- Perrette sur sa tête ayant un Pot au lait
- Bien posé sur un coussinet,
- Prétendait arriver sans encombre à la ville.
- Légère et court vêtue elle allait à grands pas ;
- Ayant mis ce jour-là, pour être plus agile,
- Cotillon simple, et souliers plats.
- Notre laitière ainsi troussée
- Comptait déjà dans sa pensée
- Tout le prix de son lait, en employait l’argent,
- Achetait un cent d’oeufs, faisait triple couvée ;
- La chose allait à bien par son soin diligent.

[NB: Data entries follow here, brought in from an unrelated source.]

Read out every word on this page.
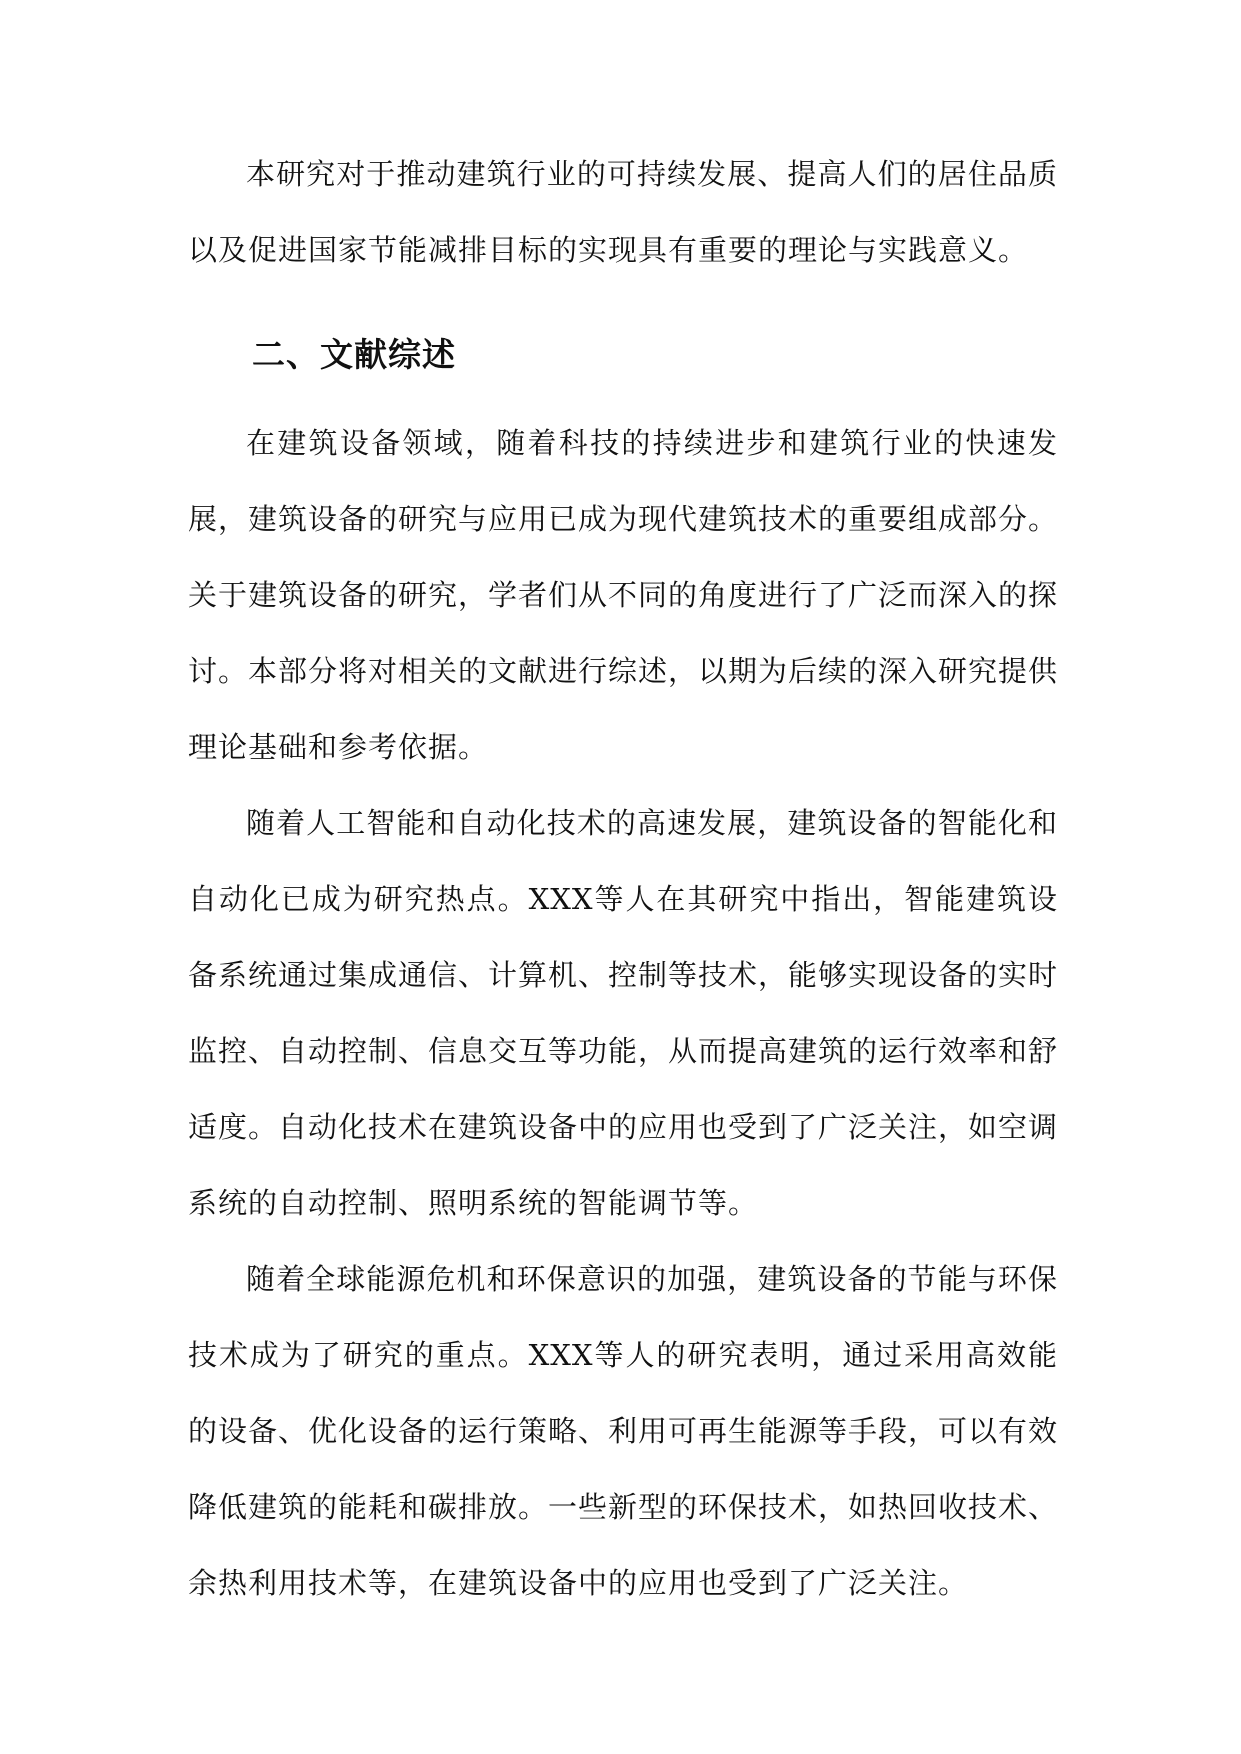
本研究对于推动建筑行业的可持续发展、提高人们的居住品质以及促进国家节能减排目标的实现具有重要的理论与实践意义。

二、文献综述

在建筑设备领域，随着科技的持续进步和建筑行业的快速发展，建筑设备的研究与应用已成为现代建筑技术的重要组成部分。关于建筑设备的研究，学者们从不同的角度进行了广泛而深入的探讨。本部分将对相关的文献进行综述，以期为后续的深入研究提供理论基础和参考依据。

随着人工智能和自动化技术的高速发展，建筑设备的智能化和自动化已成为研究热点。XXX等人在其研究中指出，智能建筑设备系统通过集成通信、计算机、控制等技术，能够实现设备的实时监控、自动控制、信息交互等功能，从而提高建筑的运行效率和舒适度。自动化技术在建筑设备中的应用也受到了广泛关注，如空调系统的自动控制、照明系统的智能调节等。

随着全球能源危机和环保意识的加强，建筑设备的节能与环保技术成为了研究的重点。XXX等人的研究表明，通过采用高效能的设备、优化设备的运行策略、利用可再生能源等手段，可以有效降低建筑的能耗和碳排放。一些新型的环保技术，如热回收技术、余热利用技术等，在建筑设备中的应用也受到了广泛关注。
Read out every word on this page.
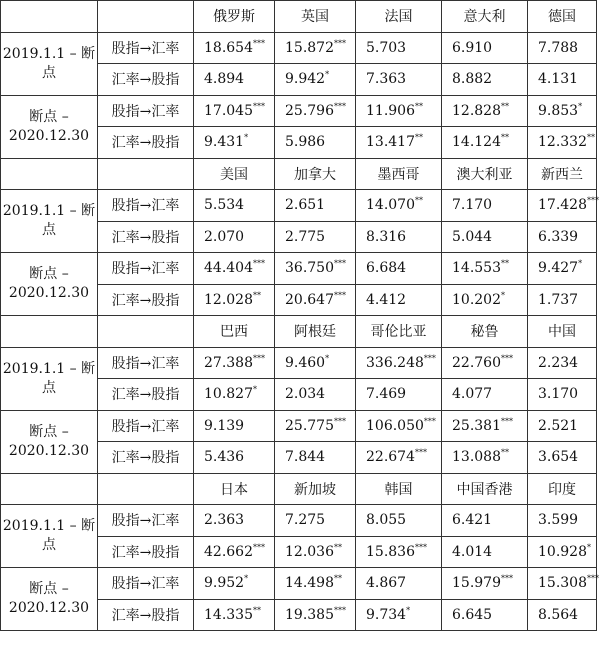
		俄罗斯	英国	法国	意大利	德国
2019.1.1 – 断点	股指→汇率	18.654***	15.872***	5.703	6.910	7.788
	汇率→股指	4.894	9.942*	7.363	8.882	4.131
断点 – 2020.12.30	股指→汇率	17.045***	25.796***	11.906**	12.828**	9.853*
	汇率→股指	9.431*	5.986	13.417**	14.124**	12.332**
		美国	加拿大	墨西哥	澳大利亚	新西兰
2019.1.1 – 断点	股指→汇率	5.534	2.651	14.070**	7.170	17.428***
	汇率→股指	2.070	2.775	8.316	5.044	6.339
断点 – 2020.12.30	股指→汇率	44.404***	36.750***	6.684	14.553**	9.427*
	汇率→股指	12.028**	20.647***	4.412	10.202*	1.737
		巴西	阿根廷	哥伦比亚	秘鲁	中国
2019.1.1 – 断点	股指→汇率	27.388***	9.460*	336.248***	22.760***	2.234
	汇率→股指	10.827*	2.034	7.469	4.077	3.170
断点 – 2020.12.30	股指→汇率	9.139	25.775***	106.050***	25.381***	2.521
	汇率→股指	5.436	7.844	22.674***	13.088**	3.654
		日本	新加坡	韩国	中国香港	印度
2019.1.1 – 断点	股指→汇率	2.363	7.275	8.055	6.421	3.599
	汇率→股指	42.662***	12.036**	15.836***	4.014	10.928*
断点 – 2020.12.30	股指→汇率	9.952*	14.498**	4.867	15.979***	15.308***
	汇率→股指	14.335**	19.385***	9.734*	6.645	8.564
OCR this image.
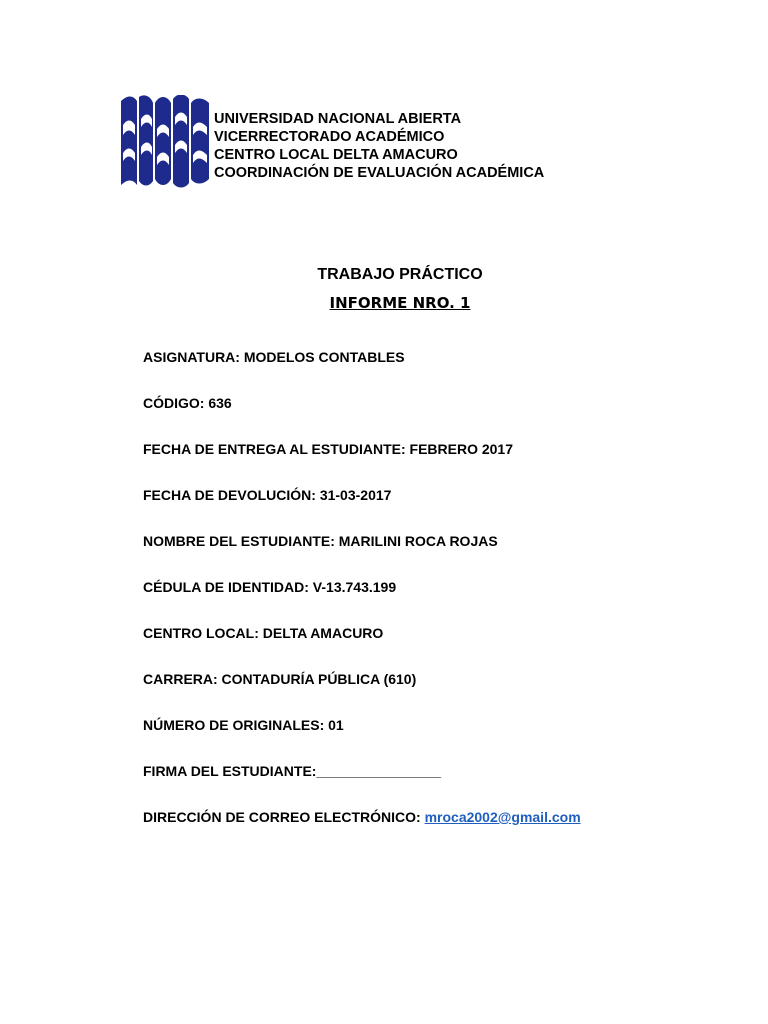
UNIVERSIDAD NACIONAL ABIERTA
VICERRECTORADO ACADÉMICO
CENTRO LOCAL DELTA AMACURO
COORDINACIÓN DE EVALUACIÓN ACADÉMICA
TRABAJO PRÁCTICO
INFORME NRO. 1
ASIGNATURA: MODELOS CONTABLES
CÓDIGO: 636
FECHA DE ENTREGA AL ESTUDIANTE: FEBRERO 2017
FECHA DE DEVOLUCIÓN: 31-03-2017
NOMBRE DEL ESTUDIANTE: MARILINI ROCA ROJAS
CÉDULA DE IDENTIDAD: V-13.743.199
CENTRO LOCAL: DELTA AMACURO
CARRERA: CONTADURÍA PÚBLICA (610)
NÚMERO DE ORIGINALES: 01
FIRMA DEL ESTUDIANTE:________________
DIRECCIÓN DE CORREO ELECTRÓNICO: mroca2002@gmail.com
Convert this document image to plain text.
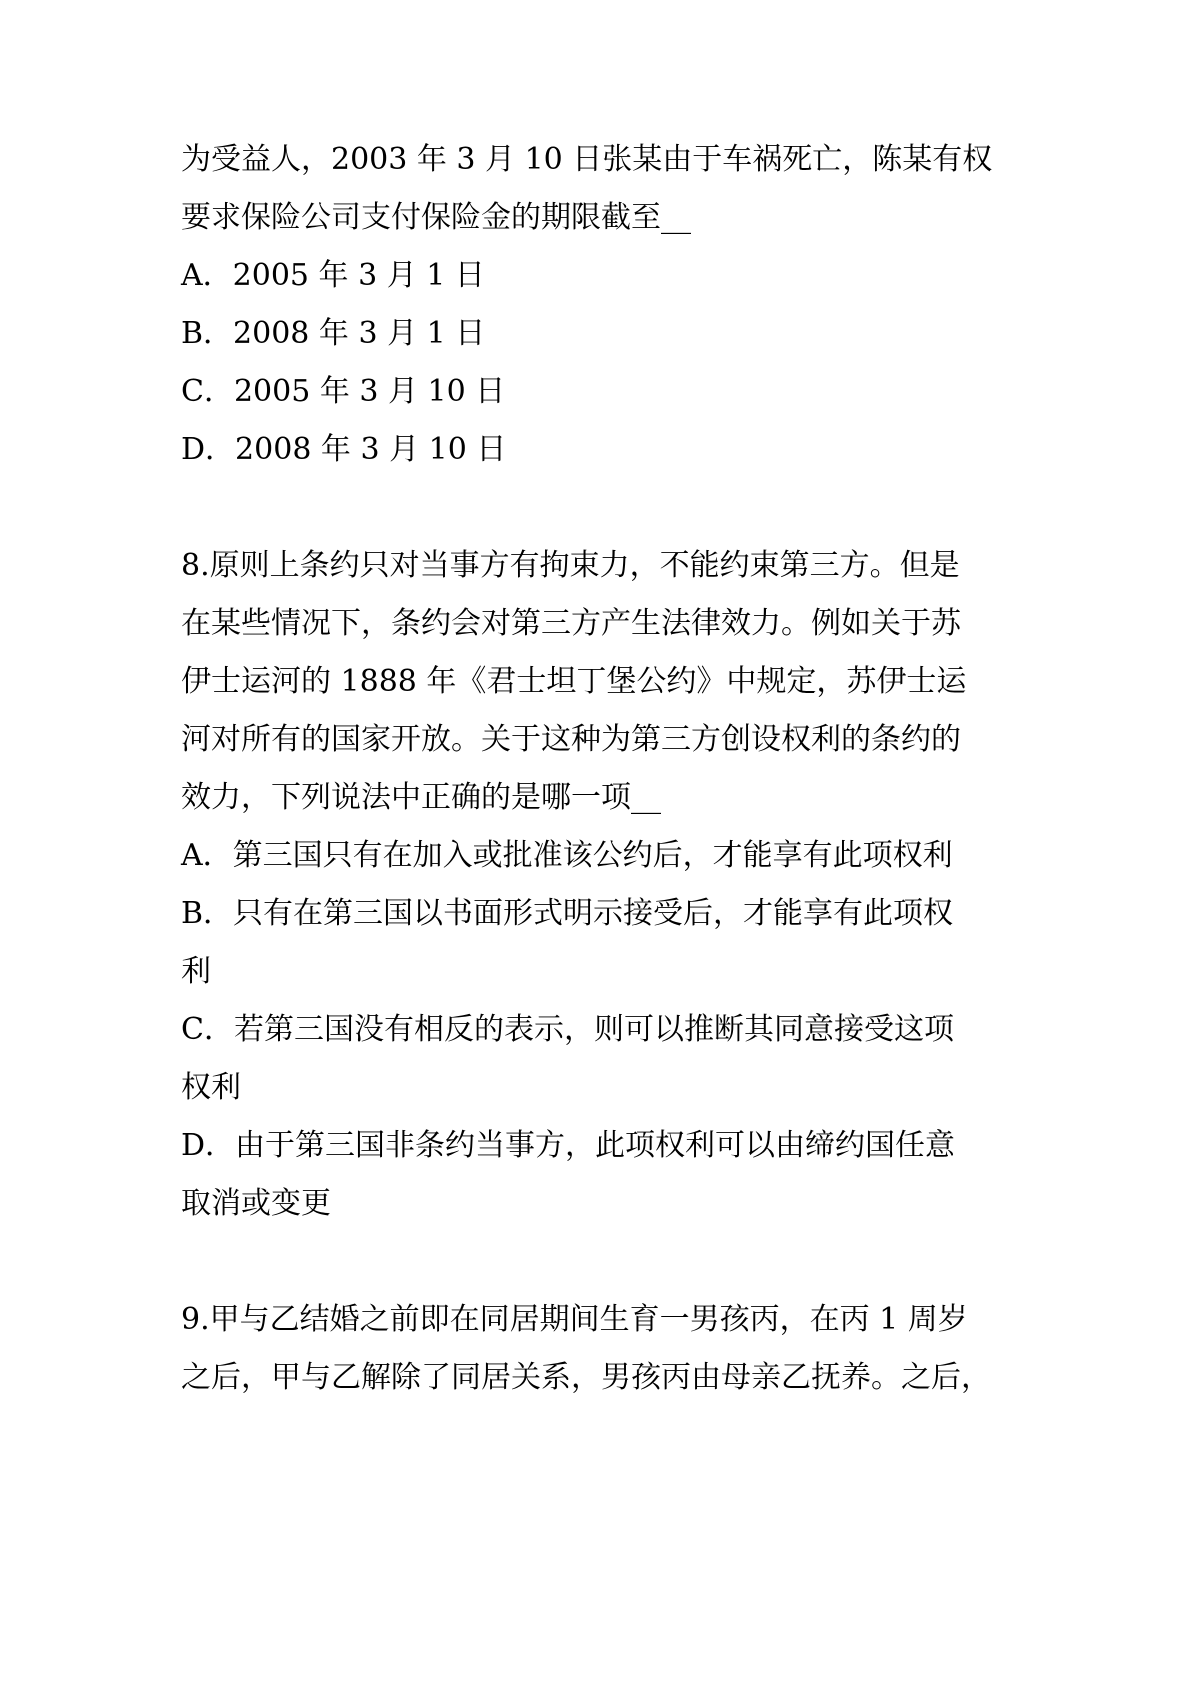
为受益人，2003 年 3 月 10 日张某由于车祸死亡，陈某有权
要求保险公司支付保险金的期限截至__
A．2005 年 3 月 1 日
B．2008 年 3 月 1 日
C．2005 年 3 月 10 日
D．2008 年 3 月 10 日
8.原则上条约只对当事方有拘束力，不能约束第三方。但是
在某些情况下，条约会对第三方产生法律效力。例如关于苏
伊士运河的 1888 年《君士坦丁堡公约》中规定，苏伊士运
河对所有的国家开放。关于这种为第三方创设权利的条约的
效力，下列说法中正确的是哪一项__
A．第三国只有在加入或批准该公约后，才能享有此项权利
B．只有在第三国以书面形式明示接受后，才能享有此项权
利
C．若第三国没有相反的表示，则可以推断其同意接受这项
权利
D．由于第三国非条约当事方，此项权利可以由缔约国任意
取消或变更
9.甲与乙结婚之前即在同居期间生育一男孩丙，在丙 1 周岁
之后，甲与乙解除了同居关系，男孩丙由母亲乙抚养。之后，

- Il m’est, disait-elle, facile,
- D’élever des poulets autour de ma maison :
- Le Renard sera bien habile,
- S’il ne m’en laisse assez pour avoir un cochon.
- Le porc à s’engraisser coûtera peu de son ;
- Il était quand je l’eus de grosseur raisonnable :
- J’aurai le revendant de l’argent bel et bon.
- Et qui m’empêchera de mettre en notre étable,
- Vu le prix dont il est, une vache et son veau,
- Que je verrai sauter au milieu du troupeau ?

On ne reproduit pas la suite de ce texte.